1953 book by Russell Kirk

The Conservative Mind is a book by American conservative philosopher Russell Kirk. It was first published in 1953 as Kirk's doctoral dissertation and has since gone into seven editions, the later ones with the subtitle From Burke to Eliot. It traces the development of conservative thought in the Anglo-American tradition, giving special importance to the ideas of Edmund Burke.
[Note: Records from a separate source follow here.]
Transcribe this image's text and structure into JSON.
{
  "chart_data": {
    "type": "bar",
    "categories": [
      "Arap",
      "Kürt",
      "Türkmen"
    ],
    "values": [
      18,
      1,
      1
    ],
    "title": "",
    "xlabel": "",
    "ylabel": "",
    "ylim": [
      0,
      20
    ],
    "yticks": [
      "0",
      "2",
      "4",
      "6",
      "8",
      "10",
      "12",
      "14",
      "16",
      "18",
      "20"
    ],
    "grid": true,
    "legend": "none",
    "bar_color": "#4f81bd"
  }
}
The work is a classic in the intellectual tradition of conservatism. It influenced the postwar conservative movement in the United States and revived 20th century Burkean thought. It has been translated to a number of languages such as Bulgarian, Czech, German, Italian, Polish, Spanish, and Portuguese.

== Content ==
In The Conservative Mind, Kirk developed six canons of conservatism:
1. A belief in a transcendent order, which Kirk described variously as based in tradition, divine revelation, or natural law;
2. An affection for the "variety and mystery" of human existence;
3. A conviction that society requires orders and classes that emphasize natural distinctions;
4. A belief that property and freedom are closely linked;
5. A faith in custom, convention, and prescription, and
6. A recognition that innovation must be tied to existing traditions and customs, which entails a respect for the political value of prudence.
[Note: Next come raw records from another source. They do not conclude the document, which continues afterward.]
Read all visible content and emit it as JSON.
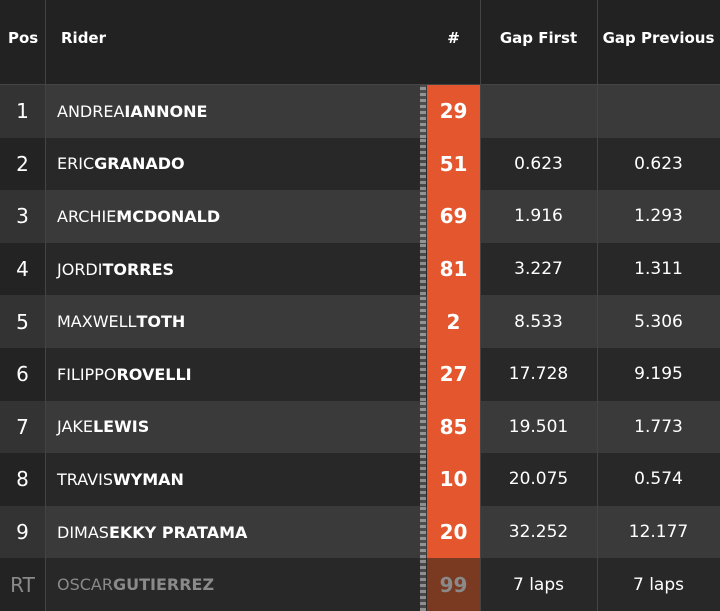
{
  "header": {
    "pos": "Pos",
    "rider": "Rider",
    "number": "#",
    "gap_first": "Gap First",
    "gap_previous": "Gap Previous"
  },
  "rows": [
    {
      "pos": "1",
      "first": "ANDREA",
      "last": "IANNONE",
      "number": "29"
    },
    {
      "pos": "2",
      "first": "ERIC",
      "last": "GRANADO",
      "number": "51",
      "gap_first": "0.623",
      "gap_previous": "0.623"
    },
    {
      "pos": "3",
      "first": "ARCHIE",
      "last": "MCDONALD",
      "number": "69",
      "gap_first": "1.916",
      "gap_previous": "1.293"
    },
    {
      "pos": "4",
      "first": "JORDI",
      "last": "TORRES",
      "number": "81",
      "gap_first": "3.227",
      "gap_previous": "1.311"
    },
    {
      "pos": "5",
      "first": "MAXWELL",
      "last": "TOTH",
      "number": "2",
      "gap_first": "8.533",
      "gap_previous": "5.306"
    },
    {
      "pos": "6",
      "first": "FILIPPO",
      "last": "ROVELLI",
      "number": "27",
      "gap_first": "17.728",
      "gap_previous": "9.195"
    },
    {
      "pos": "7",
      "first": "JAKE",
      "last": "LEWIS",
      "number": "85",
      "gap_first": "19.501",
      "gap_previous": "1.773"
    },
    {
      "pos": "8",
      "first": "TRAVIS",
      "last": "WYMAN",
      "number": "10",
      "gap_first": "20.075",
      "gap_previous": "0.574"
    },
    {
      "pos": "9",
      "first": "DIMAS",
      "last": "EKKY PRATAMA",
      "number": "20",
      "gap_first": "32.252",
      "gap_previous": "12.177"
    },
    {
      "pos": "RT",
      "first": "OSCAR",
      "last": "GUTIERREZ",
      "number": "99",
      "gap_first": "7 laps",
      "gap_previous": "7 laps",
      "retired": true
    }
  ]
}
In addition to bringing attention to Anglo-American conservative principles, Kirk described his perception of liberal ideals in the first chapter: the perfectibility of man, hostility towards tradition, rapid change in economic and political systems, and the secularization of government. Kirk also argued that the American Revolution was "a conservative reaction, in the English political tradition, against royal innovation."

The work also draws attention to:
- Conservative statesmen such as George Washington, John Adams, Alexander Hamilton, Fisher Ames, George Canning, John C. Calhoun, John Randolph of Roanoke, Edmund Burke, Joseph de Maistre, Benjamin Disraeli, and Arthur Balfour;
- The conservative implications of writings by well-known authors such as Samuel Taylor Coleridge, Sir Walter Scott, Alexis de Tocqueville, James Fenimore Cooper, Nathaniel Hawthorne, James Russell Lowell, George Gissing, George Santayana, Robert Frost, and T. S. Eliot;
- British and American authors such as Fisher Ames, John Randolph of Roanoke, Orestes Brownson, John Henry Newman, Walter Bagehot, Henry James Sumner Maine, William Edward Hartpole Lecky, Edwin Lawrence Godkin, William Hurrell Mallock, Leslie Stephen, Albert Venn Dicey, Robert Nisbet, Paul Elmer More, and Irving Babbitt.
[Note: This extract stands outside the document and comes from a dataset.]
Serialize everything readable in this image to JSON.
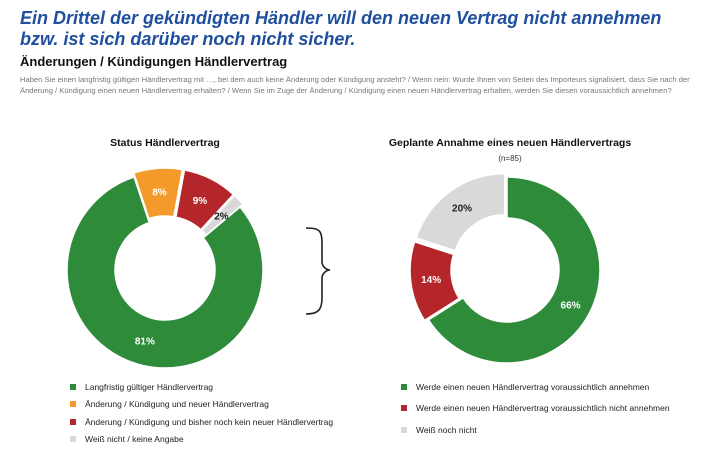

The Conservative Mind hardly mentions economics at all. Kirk grounded his Burkean conservatism in tradition, political philosophy, belles lettres, and religious faith, rather than free market economic reasoning.

== Reception ==
Many commentators have praised The Conservative Mind. Whittaker Chambers called it the most important book of the 20th century. James J. Kilpatrick called it the best and clearest exposition of the conservative philosophy. David Frum described it as follows:

A profound critique of contemporary mass society, and a vivid and poetic image – not a program, an image – of how that society might better itself. […] in important respects, the twentieth century's own version of [Edmund Burke's] Reflections on the Revolution in France. […] Kirk was an artist, a visionary, almost a prophet.

By tracing an intellectual heritage from Edmund Burke to the Old Right in the early 1950s, The Conservative Mind challenged the notion among intellectuals that no coherent conservative tradition existed in the United States.

Biographer Bradley J. Birzer argues that for all his importance in inspiring the modern conservative movement, not many of his followers agreed with his unusual approach to the history of conservatism. As summarized by reviewer Drew Maciag:

Kirk's understanding of conservatism was so unique, idiosyncratic, transcendental, elitist, and in certain respects premodern and European, that it bore little resemblance to political conservatism in the United States. Conservative Mind successfully launched an intellectual challenge to postwar liberalism, but the variety of conservatism Kirk preferred found few takers, even within the American Right.